Los españoles del CNB y CSIC trabajan a contrarreloj para conseguir la vacuna que acabe con el coronavirus y que consistiría en eliminar los genes de virulencia del COVID-19, que son los que dañan el organismo.

Este mismo equipo fue el que ya encontró en su día el remedio del SARS, una enfermedad respiratoria viral causada por una especie de coronavirus que surgió en 2003.

Vicente Larraga, investigador del CIB, explica que "los virus tienen una proteína en la superficie que les permite anclarse, pero si uno bloquea estas proteínas, el virus no puede entrar".

Esta vacuna tardaría en llegar ya que los investigadores estiman que la fecha aproximada para tener en funcionamiento la cura sería a finales de año. Eso sí, aunque más tardía, la vacuna española podría ser más eficaz. "Hay gente, como el Ejército chino, que quiere ir muy deprisa porque quiere sacarlo antes y, eso, tiene sus riesgos", advierte Larraga.
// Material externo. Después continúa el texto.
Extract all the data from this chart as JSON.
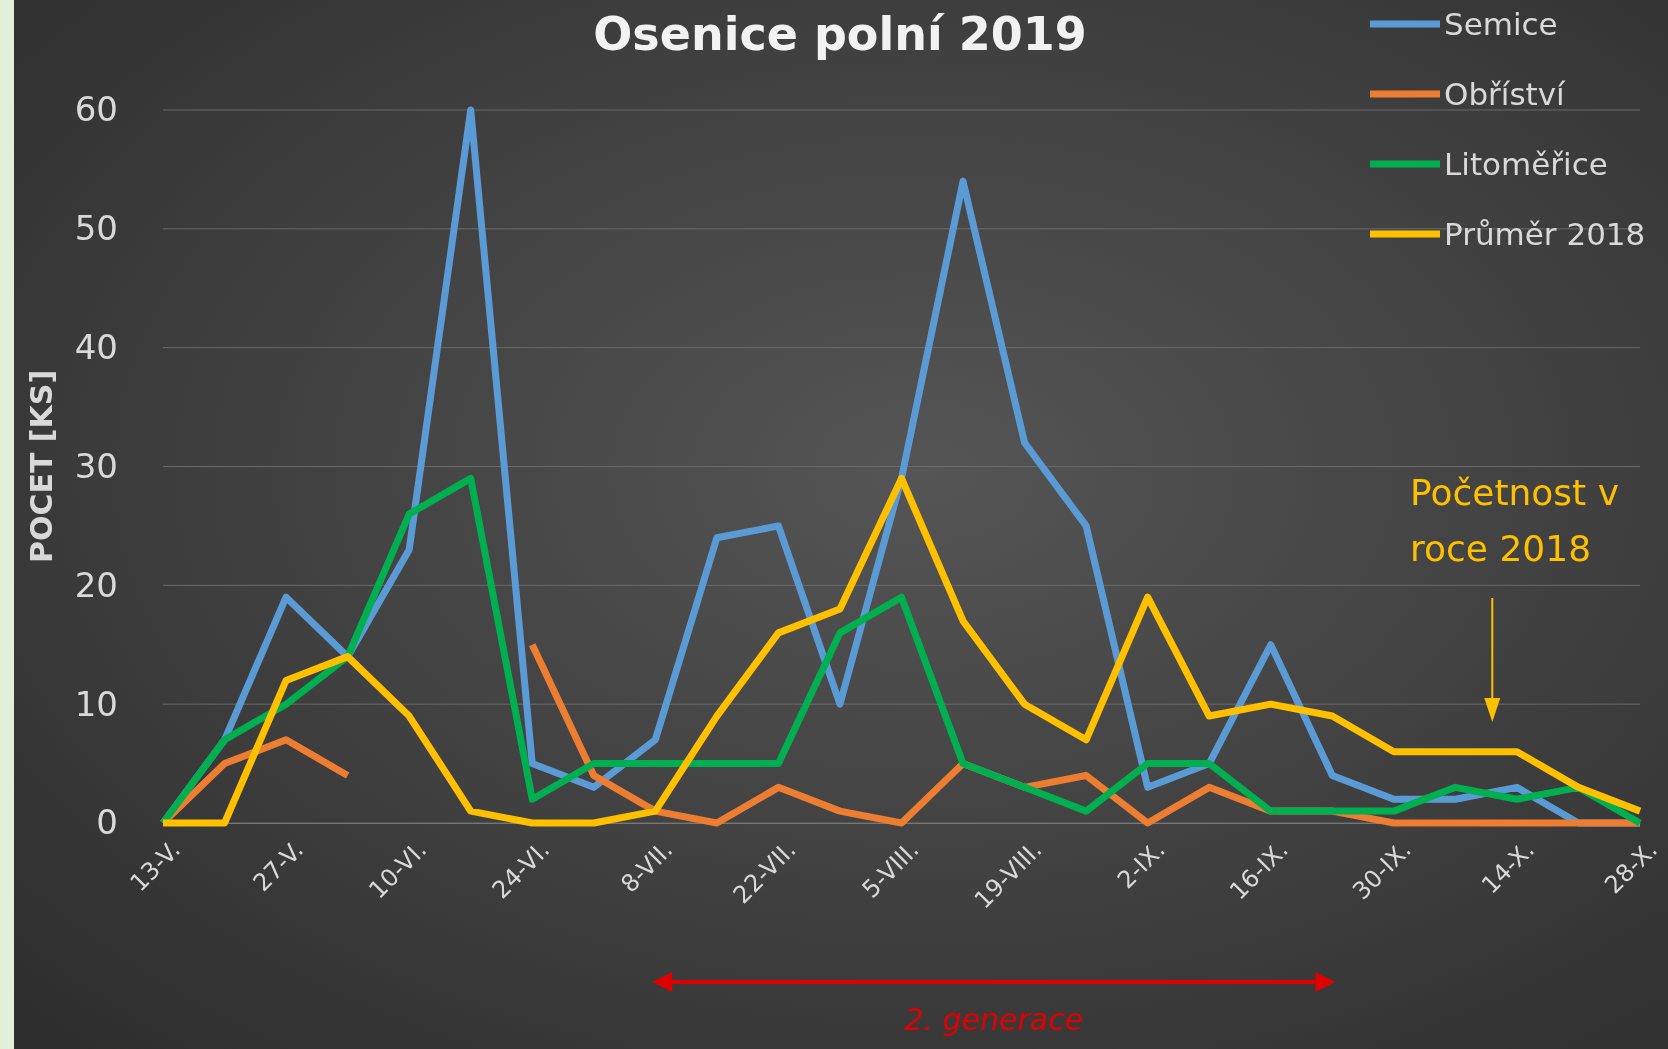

Además, aunque China no revela sus métodos de investigación si se sabe que, al igual que los de Estados Unidos son diferentes. Así lo explica el investigador del CIB: "En el caso de los chinos no se sabe qué han hecho, mientras que en el caso de los americanos están usando bloqueantes de RNA mensajero".

Una carrera por conseguir la cura que, aunque avanza a gran velocidad, no tiene la meta cerca. "Están empezando con la fase 1", explica Larraga, quien destaca que "toda vacuna tiene fase 1, 2, 3a, 3b..." por lo que "queda camino por delante" todavía.

Por el momento, Larraga recomienda seguir haciendo lo mismo que hasta ahora ya que, de esta forma, explica, podríamos terminar antes con el coronavirus: "La vacuna estará a fin de año", explica, por lo que afirma que, si seguimos con las medidas establecidas ahora, habremos terminado con la epidemia con los métodos clásicos”.